В гостиной Кратов плюхнулся в кресло и с изумлением обнаружил возле подлокотника свой багаж — контейнер со всякой сентиментальной ерундой, личной библиотекой и любимыми костюмами для ношения в соответствующих погодных условиях и особо торжественных случаях. Разбирать вещи он оставил на завтра, подозревая, что грядущий день по насыщенности событиями окажется сродни ушедшему. Единственное, в чем он не сумел себе отказать, так это извлечь томик старояпонской лирики, предусмотрительно помещенный на самом верху.
На пике горы, где находят приют
Белые облака,
Влачу дни свои.
Полным неожиданностей
Этот мир оказался…
— прочел Кратов наугад. И, как всегда, прочитанное было удивительно созвучно его настроению.
Затем он принял душ и направился в свежеустроенную спальню. Как выяснилось, стиль «бореаль» предполагал низкое, похожее на раковину морского гребешка, лежбище такой ширины, что на нем вполне могли бы с комфортом разместиться все наличные обитатели Парадиза, не исключая Полкана. Кратов сбросил кимоно и повалился на ложе. Особой мягкостью оно не отличалось. Откуда-то сверху медленно спустилось тончайшее покрывало, язычки теплого нереального пламени в канделябрах замигали и растаяли. Кратов перевернулся на спину, раскинул руки и замер, глядя в темноту.
Итак, он провел первый свой день на Сфазисе.
Грех было пожаловаться на обилие впечатлений. Горстка людей затерялась среди по-домашнему зеленых деревьев и трав. По грядкам с земными овощами разгуливают земные дворовые собаки. В обычном пруду с обычной водой плещется земная рыба. Где-то несутся заурядные куры-пеструшки. Пасутся козы Машка и Катька, строго охраняемые пожилым, но знающим свое дело козлом, обладателем чудного имени «Гэндальф Серый». А со всех сторон к ним подступает совершенно чужой мир.
… Во время прогулки Руточка подвела Кратова к самым границам сектора.

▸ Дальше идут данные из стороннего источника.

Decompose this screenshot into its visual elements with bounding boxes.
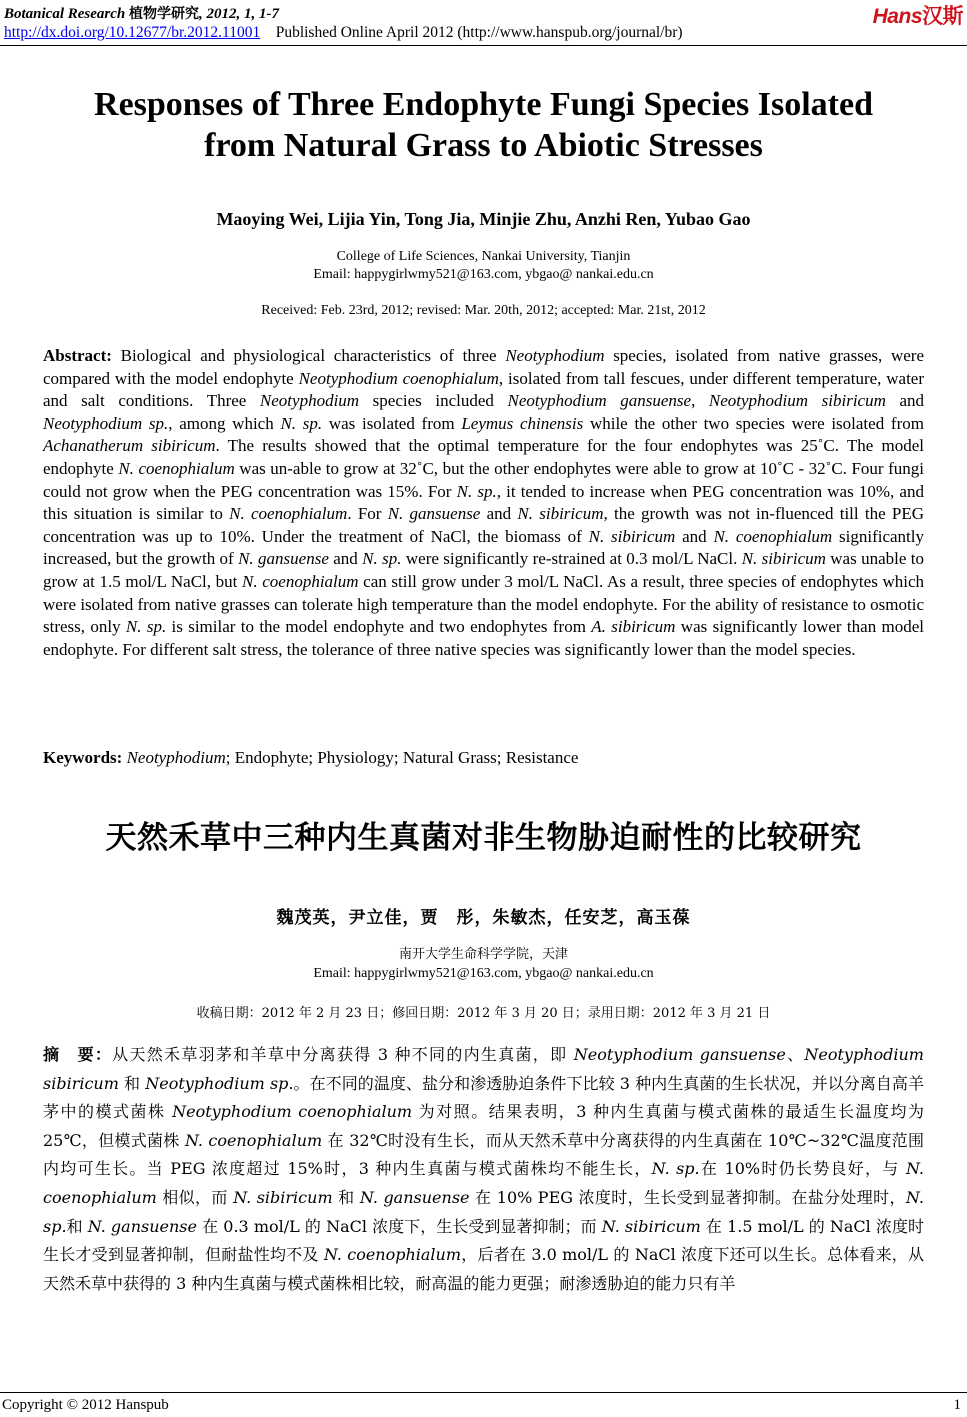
affiliation-block	[40, 248, 927, 284]
chinese-email: Email: happygirlwmy521@163.com, ybgao@ nankai.edu.cn	[313, 966, 654, 981]
text-run: 在 0.3 mol/L 的 NaCl 浓度下，生长受到显著抑制；而	[197, 1216, 602, 1236]
keywords-body	[122, 748, 578, 767]
species-name: Leymus chinensis	[461, 413, 584, 433]
species-name: N. sibiricum	[741, 549, 826, 569]
text-run: ,	[691, 391, 709, 411]
species-name: Neotyphodium gansuense	[507, 391, 692, 411]
species-name: N. gansuense	[359, 1187, 470, 1207]
text-run: 在 10% PEG 浓度时，生长受到显著抑制。在盐分处理时，	[469, 1187, 906, 1207]
species-name: N. coenophialum	[118, 458, 235, 478]
chinese-title: 天然禾草中三种内生真菌对非生物胁迫耐性的比较研究	[105, 820, 862, 856]
publisher-logo: Hans汉斯	[872, 4, 963, 28]
species-name: A. sibiricum	[591, 617, 676, 637]
species-name: N. gansuense	[87, 1216, 197, 1236]
text-run: can still grow under 3 mol/L NaCl. As a result, three species of endophytes which were isolated from native grasses can tolerate high temperature than the model endophyte. For the ability of resistance to osmotic stress, only	[43, 571, 924, 637]
affiliation: College of Life Sciences, Nankai University, Tianjin	[336, 249, 631, 264]
text-run: Biological and physiological characteristics of three	[111, 346, 506, 365]
copyright: Copyright © 2012 Hanspub	[2, 1397, 169, 1413]
species-name: Neotyphodium	[126, 748, 226, 767]
species-name: N. gansuense	[238, 549, 329, 569]
text-run: and	[675, 526, 714, 546]
footer-divider	[0, 1392, 967, 1393]
text-run: 、	[785, 1045, 805, 1064]
chinese-received-dates: 收稿日期：2012 年 2 月 23 日；修回日期：2012 年 3 月 20 日；录用日期：2012 年 3 月 21 日	[196, 1006, 771, 1021]
text-run: 和	[118, 1073, 146, 1093]
species-name: Neotyphodium sp	[145, 1073, 289, 1093]
text-run: 和	[66, 1216, 88, 1236]
species-name: Neotyphodium sibiricum	[43, 1045, 924, 1093]
text-run: . The results showed that the optimal temperature for the four endophytes was 25˚C. The model endophyte	[43, 436, 924, 478]
text-run: species, isolated from native grasses, were compared with the model endophyte	[43, 346, 924, 388]
keywords-label: Keywords:	[43, 748, 123, 767]
chinese-abstract-body	[43, 1045, 924, 1293]
text-run: ; Endophyte; Physiology; Natural Grass; Resistance	[225, 748, 579, 767]
text-run: 相似，而	[156, 1187, 234, 1207]
header-divider	[0, 45, 967, 46]
keywords	[43, 748, 924, 768]
text-run: 从天然禾草羽茅和羊草中分离获得 3 种不同的内生真菌，即	[112, 1045, 574, 1064]
species-name: N. sp.	[362, 549, 402, 569]
species-name: Neotyphodium coenophialum	[172, 1102, 413, 1122]
author-list: Maoying Wei, Lijia Yin, Tong Jia, Minjie Zhu, Anzhi Ren, Yubao Gao	[216, 209, 751, 229]
chinese-abstract	[43, 1041, 924, 1298]
text-run: was unable to grow at 1.5 mol/L NaCl, but	[43, 549, 924, 591]
species-name: Neotyphodium	[259, 391, 360, 411]
page-number: 1	[953, 1397, 961, 1413]
chinese-abstract-label: 摘 要：	[43, 1045, 113, 1064]
text-run: and	[328, 549, 363, 569]
species-name: Achanatherum sibiricum	[43, 436, 216, 456]
text-run: . For	[347, 504, 388, 524]
journal-name: Botanical Research 植物学研究, 2012, 1, 1-7	[4, 6, 280, 22]
species-name: N. sp.	[125, 617, 167, 637]
text-run: , it tended to increase when PEG concentration was 10%, and this situation is similar to	[43, 481, 924, 524]
text-run: 和	[332, 1187, 360, 1207]
species-name: N. coenophialum	[229, 504, 348, 524]
text-run: was un-able to grow at 32˚C, but the other endophytes were able to grow at 10˚C - 32˚C. Four fungi could not grow when the PEG concentration was 15%. For	[43, 458, 924, 501]
chinese-affiliation-block	[40, 945, 927, 983]
species-name: N. coenophialum	[43, 1159, 924, 1207]
species-name: N. sibiricum	[517, 504, 604, 524]
text-run: species included	[359, 391, 508, 411]
species-name: Neotyphodium	[505, 346, 605, 365]
species-name: Neotyphodium gansuense	[573, 1045, 786, 1064]
text-run: , among which	[168, 413, 281, 433]
species-name: Neotyphodium sp.	[43, 413, 169, 433]
text-run: was significantly lower than model endophyte. For different salt stress, the tolerance of three native species was significantly lower than the model species.	[43, 617, 925, 659]
species-name: N. sibiricum	[233, 1187, 333, 1207]
species-name: N. sibiricum	[601, 1216, 701, 1236]
text-run: 在 32℃时没有生长，而从天然禾草中分离获得的内生真菌在 10℃~32℃温度范围内均可生长。当 PEG 浓度超过 15%时，3 种内生真菌与模式菌株均不能生长，	[43, 1130, 924, 1179]
text-run: 在 1.5 mol/L 的 NaCl 浓度时生长才受到显著抑制，但耐盐性均不及	[43, 1216, 924, 1265]
species-name: N. coenophialum	[713, 526, 833, 546]
text-run: 在 10%时仍长势良好，与	[699, 1159, 906, 1179]
text-run: ，后者在 3.0 mol/L 的 NaCl 浓度下还可以生长。总体看来，从天然禾草中获得的 3 种内生真菌与模式菌株相比较，耐高温的能力更强；耐渗透胁迫的能力只有羊	[43, 1245, 924, 1293]
species-name: N. coenophialum	[184, 1130, 323, 1150]
species-name: N. gansuense	[387, 504, 481, 524]
text-run: .。在不同的温度、盐分和渗透胁迫条件下比较 3 种内生真菌的生长状况，并以分离自高羊茅中的模式菌株	[43, 1073, 924, 1122]
text-run: and	[480, 504, 518, 524]
abstract	[43, 345, 924, 661]
received-dates: Received: Feb. 23rd, 2012; revised: Mar. 20th, 2012; accepted: Mar. 21st, 2012	[261, 303, 706, 318]
species-name: N. sibiricum	[588, 526, 676, 546]
text-run: , the growth was not in-fluenced till the PEG concentration was up to 10%. Under the treatment of NaCl, the biomass of	[43, 504, 924, 546]
text-run: 为对照。结果表明，3 种内生真菌与模式菌株的最适生长温度均为 25℃，但模式菌株	[43, 1102, 925, 1150]
species-name: N. coenophialum	[242, 571, 359, 591]
abstract-body	[43, 346, 924, 659]
email: Email: happygirlwmy521@163.com, ybgao@ nankai.edu.cn	[313, 267, 654, 282]
text-run: significantly increased, but the growth of	[43, 526, 925, 569]
text-run: and	[885, 391, 925, 411]
species-name: N. sp.	[456, 481, 497, 501]
paper-title: Responses of Three Endophyte Fungi Species Isolated from Natural Grass to Abiotic Stresses	[94, 86, 873, 164]
chinese-author-list: 魏茂英，尹立佳，贾 彤，朱敏杰，任安芝，高玉葆	[276, 908, 691, 928]
species-name: Neotyphodium coenophialum	[298, 368, 499, 388]
species-name: N. coenophialum	[323, 1245, 462, 1265]
species-name: Neotyphodium sibiricum	[708, 391, 886, 411]
text-run: was isolated from	[322, 413, 462, 433]
species-name: N. sp.	[43, 1187, 924, 1236]
species-name: N. sp.	[651, 1159, 700, 1179]
species-name: N. sp.	[280, 413, 323, 433]
chinese-affiliation: 南开大学生命科学学院，天津	[398, 947, 568, 962]
text-run: were significantly re-strained at 0.3 mol/L NaCl.	[401, 549, 742, 569]
abstract-label: Abstract:	[43, 346, 112, 365]
text-run: , isolated from tall fescues, under different temperature, water and salt conditions. Three	[43, 368, 925, 411]
doi-line	[4, 24, 683, 42]
text-run: while the other two species were isolated from	[583, 413, 924, 433]
text-run: is similar to the model endophyte and two endophytes from	[166, 617, 592, 637]
published-info: Published Online April 2012 (http://www.hanspub.org/journal/br)	[275, 24, 683, 41]
doi-link[interactable]: http://dx.doi.org/10.12677/br.2012.11001	[4, 24, 261, 41]
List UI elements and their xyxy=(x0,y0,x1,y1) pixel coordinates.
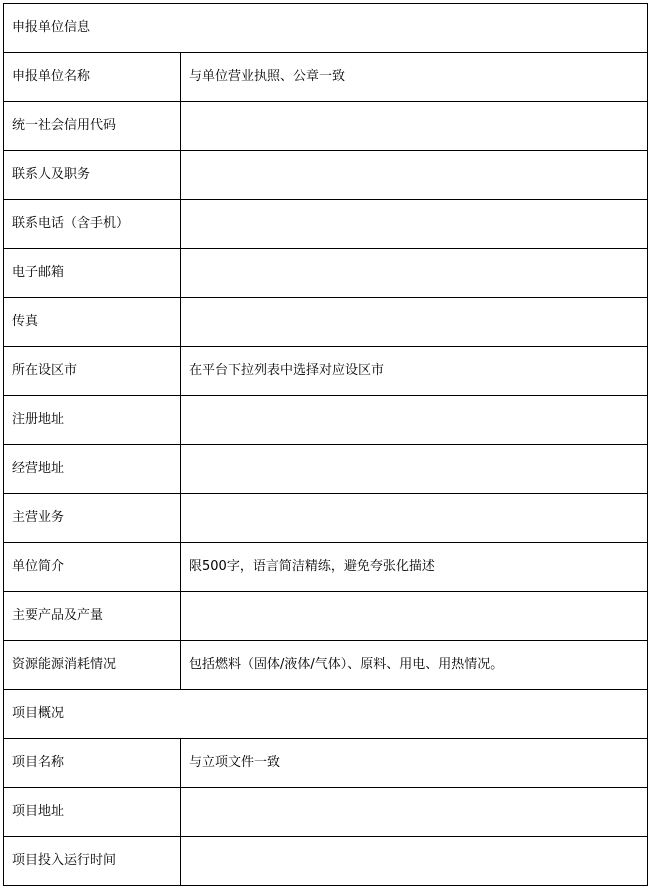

Тот ожидал встретить здесь нечто вроде древних пограничных столбов, какой-нибудь силовой барьер, глухую стену, наконец. Однако дальше попросту ничего не было. Травяной ковер внезапно, без перехода, обрывался в никуда, в прозрачную бездонную пустоту. И только протянув руку, Кратов наткнулся на ожидаемую преграду, опознав привычное по исследовательским миссиям изолирующее поле… По ту сторону лежал чужой сектор, надежно укрытый от любопытства землян — точно так же, как и они были упрятаны от посторонних взглядов…
Тогда-то у Кратова впервые и возникла эта странная, навязчивая ассоциация с музеем, где в больших, прекрасно оборудованных витринах помещены живые и очень занятные для посетителей экспонаты. Поддерживаются необходимая температура, освещение, гравитация. Создана соответствующая газовая оболочка. И кто-то невидимый, неосязаемый, невообразимый вращает Сфазис, с любопытством разглядывая величайшую в Галактике коллекцию так называемых «разумных существ»…
6
Посреди ночи Кратов неожиданно проснулся от ощущения близости чужого присутствия.
Он открыл глаза и потянул покрывало на себя. Нет, он не испугался эмоциональный фон пришельца не содержал угрозы. Но и не желал бы оказаться захваченным врасплох…
Поначалу не раздавалось ни звука. Затем кто-то шумно завозился в гостиной. С грохотом опрокинулось кресло, широко распахнулась дверь спальни… Кратов неплохо видел в темноте, и все же ему стало не по себе, когда в нескольких шагах возник белый призрак без головы и рук, с тем, чтобы тяжкой и неотвратимой поступью двинуться к ложу в стиле «бореаль»…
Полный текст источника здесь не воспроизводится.